2016/03/17

Writing Still

While I catch up to myself, enjoy this essay post from May of 2011.

The Secret in the Garden

I had two ladies to tea, iced, on my wide southern porch this week. One was a passionate gardener, and the other, a writer whose passion is finding the right phrase.
We looked over my gardens—the meadow, the wildlife habitat, and the secret garden. The overflowing pink Texas skullcap, salvia, wood rose, trailing periwinkle, and drifting Mexican feather grass in the planters edging the perfect white columns in comfortable disarray. My mission was to make the gardens look like they had just happened. The gardener understood with an unspoken keenness. Of course, getting any garden to just happen in this day of drought and brutal heat is almost a miracle.
My spring yard work came to a close this week with the pruning of my favorite antique roses—Old Blush and Duchess de Brabant. I positioned the cuts to encourage new growth and erased dead wood. I checked that the overall shapes and heights were pleasing to the eye.
Later that day, I approached an old manuscript with the same vigor.

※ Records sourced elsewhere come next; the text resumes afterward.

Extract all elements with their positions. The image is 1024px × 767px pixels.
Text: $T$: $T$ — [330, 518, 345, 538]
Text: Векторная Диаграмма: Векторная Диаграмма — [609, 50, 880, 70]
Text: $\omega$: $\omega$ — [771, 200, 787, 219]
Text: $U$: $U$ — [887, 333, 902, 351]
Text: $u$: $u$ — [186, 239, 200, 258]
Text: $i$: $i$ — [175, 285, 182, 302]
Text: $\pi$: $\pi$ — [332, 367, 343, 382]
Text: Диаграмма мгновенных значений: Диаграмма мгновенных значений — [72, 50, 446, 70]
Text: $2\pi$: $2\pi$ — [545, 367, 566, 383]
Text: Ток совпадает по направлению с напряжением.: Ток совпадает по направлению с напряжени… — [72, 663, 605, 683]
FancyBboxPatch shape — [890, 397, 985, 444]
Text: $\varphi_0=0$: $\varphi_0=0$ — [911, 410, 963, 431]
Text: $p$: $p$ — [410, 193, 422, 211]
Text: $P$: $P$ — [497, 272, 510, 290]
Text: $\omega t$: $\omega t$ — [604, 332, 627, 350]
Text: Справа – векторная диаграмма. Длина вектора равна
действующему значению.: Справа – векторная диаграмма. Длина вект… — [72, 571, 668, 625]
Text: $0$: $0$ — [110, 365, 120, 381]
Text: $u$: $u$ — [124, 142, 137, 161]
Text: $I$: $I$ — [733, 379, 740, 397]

I cut out the lines that didn’t need to be there, shortened lines to a point, and left room for thoughts to grow. Do my sentences flow the way I need them to go? Is the story satisfying? Do the words look like they just happened?
A writer and once my teacher, Marjorie Facklam, said that “writing should be invisible.” How hard a writer must work to have the words and sentences look like they just happened, to be clear and enlightening, so the reader sees only the true story. What talent the reader might say, when, in fact, it is more dedication and perspiration. Any talent lies in being able to see what could be in the barren land or the white space of paper or the blank computer screen.
The secret in the garden is to work passionately with what you have, what will grow in the soil that is your life—to find that comfortable disarray that is your voice. A secret understood by my fellow gardener and writer friends.